The Fourth of July weekend was one of the busiest of the year for the Coast Guard that said it saved 10 lives throughout the Great Lakes during this past weekend, all while assisting about 130 different boaters during Friday and Saturday alone.
Despite the seemingly heroic acts, certain Erie and Ottawa County residents are concerned with the Coast Guard's boarding procedures.
Sandusky resident and avid boater Matt Ehrhardt says petty officers jumped aboard his docked boat a couple weeks ago for no reason.
"(The lake) has become a military checkpoint," Ehrhardt said.
He pulled his boat into Dockside Cafe where officers promptly boarded his boat in search of alcohol.
"I was a sober skipper," Ehrhardt said. "I have nothing to hide."
He eventually proved his innocence by registering all zeroes in a sobriety test.
Earhardt was free to go, he said, but only after about an hour of officers going through their procedures.
It was a hassle and a bit embarrassing.
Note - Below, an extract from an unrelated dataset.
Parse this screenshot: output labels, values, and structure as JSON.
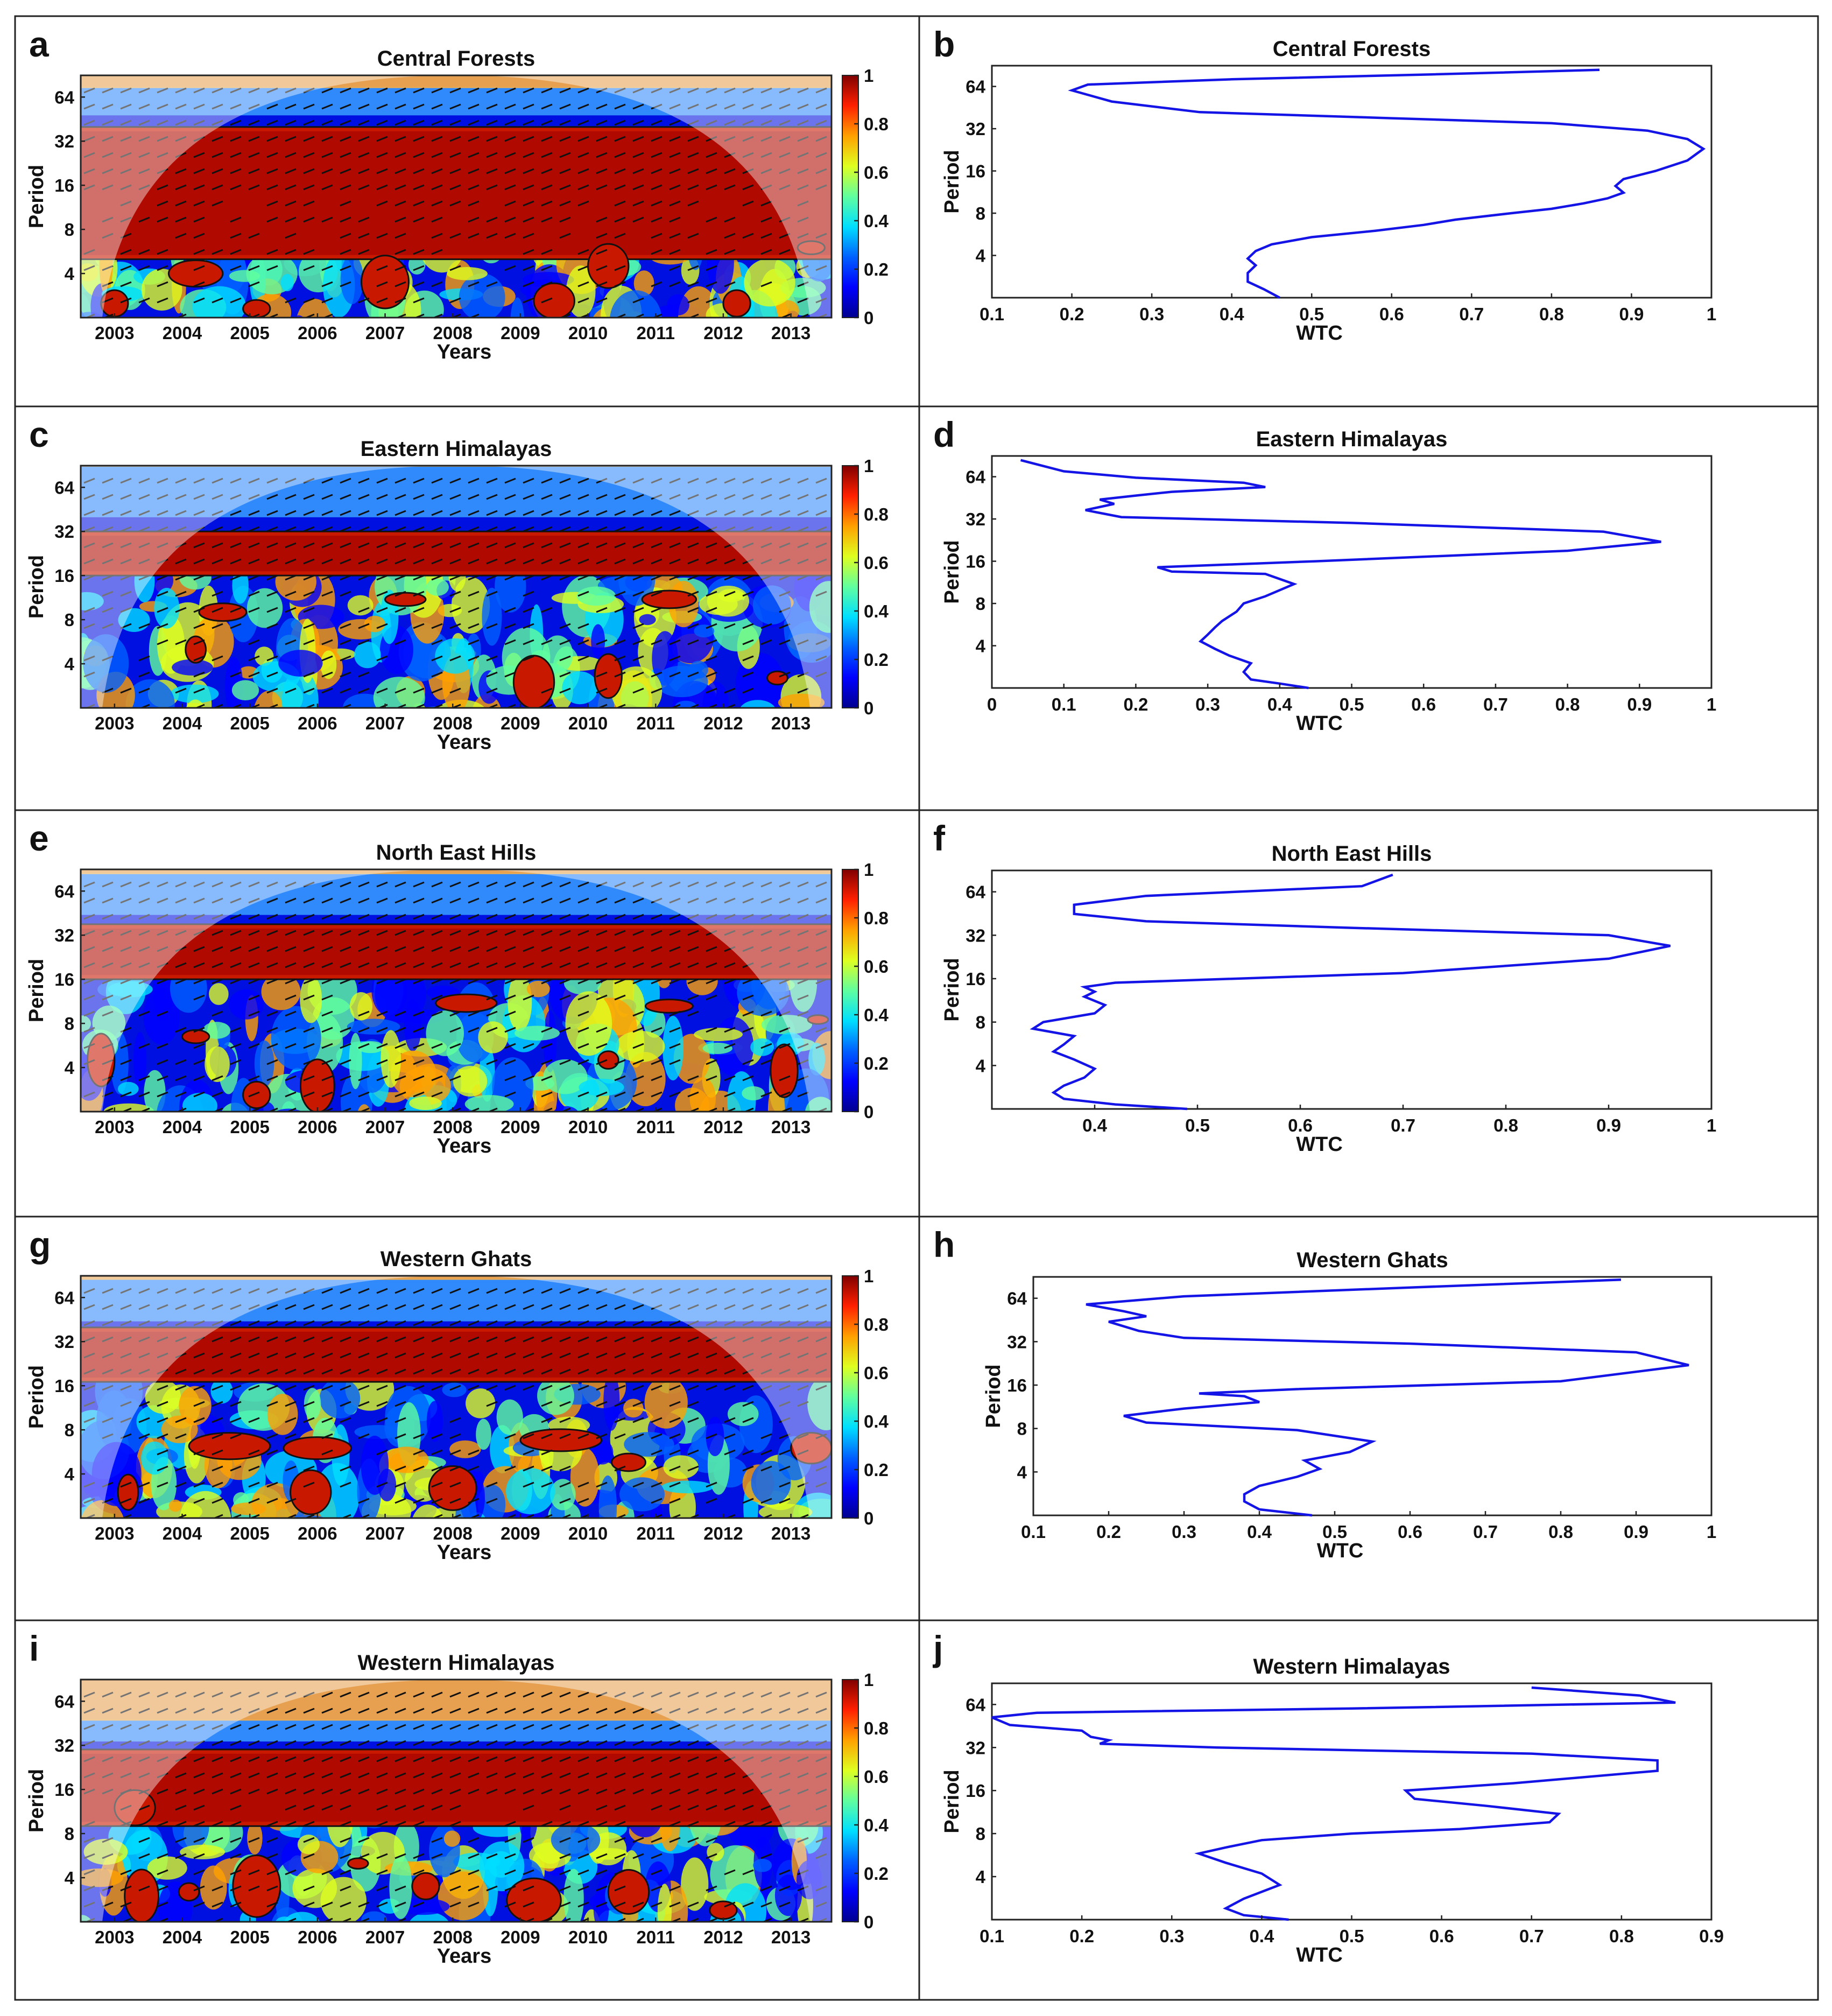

So Ehrhardt said he won't stop boating, but he might try to avoid Coast Guard officers at all costs.
"I'll never pull into a dock if (the Coast Guard) is there," he said.
And other boaters are deciding not to take their boats out because of these strict boarding policies, Ehrhardt said.
A U.S. Coast Guard petty officer stationed at Marblehead said seven citations and 11 arrests were made throughout the Great Lakes on Friday and Saturday combined, less than 15 percent of the Coast Guard's number of rescues it made during that time.
But Ehrhardt does not think people drinking and boating do not deserve to be cited or arrested. It is the Coast Guard's treatment of innocent mariners that is disconcerting to him.
"I was a suspect to them," he said.
In 2013, the U.S. Coast Guard Station Marblehead administered nearly 70 citations or arrests, the highest number of any station in the country.
The Marblehead coastguardsman said the Coast Guard has policies in place to protect against dangerous practices, not to invade boaters' privacy.
"If we see signs of intoxication, we're going to check that out," the coastguardsman said. "It's a big safety thing. We're looking out for the safety of others."
He said boaters are permitted to drink on the lake, just not the operators of the watercrafts.
Among the infinite calls the Coast Guard was apart of over the weekend was an arrest in the water off the Marblehead coast.
The Marblehead coastguardsman said a man, whose name was unavailable, was cited for boating under the influence. The man became combative with officers, he said.
DRINKING FACTS FROM THE COAST GUARD
-Myth: No one ever dies on the water from drinking alcohol
-Fact: Alcohol use is the leading contributing factor in fatal boating accidents
-Myth: Getting drunk on the water takes longer than on land
-Fact: A boat operator is likely to become impaired more quickly than an automobile driver, drink-for-drink
-Myth: Fatal boating accidents only happen at night
-Fact: Most fatal boating accidents occur between 2:30 and 4:30 p.m.
* Note: This post has been modified to remove the name of the coastguardsman. Information was obtained from the Marblehead Coast Guard Station but the name for the source previously provided was not accurate.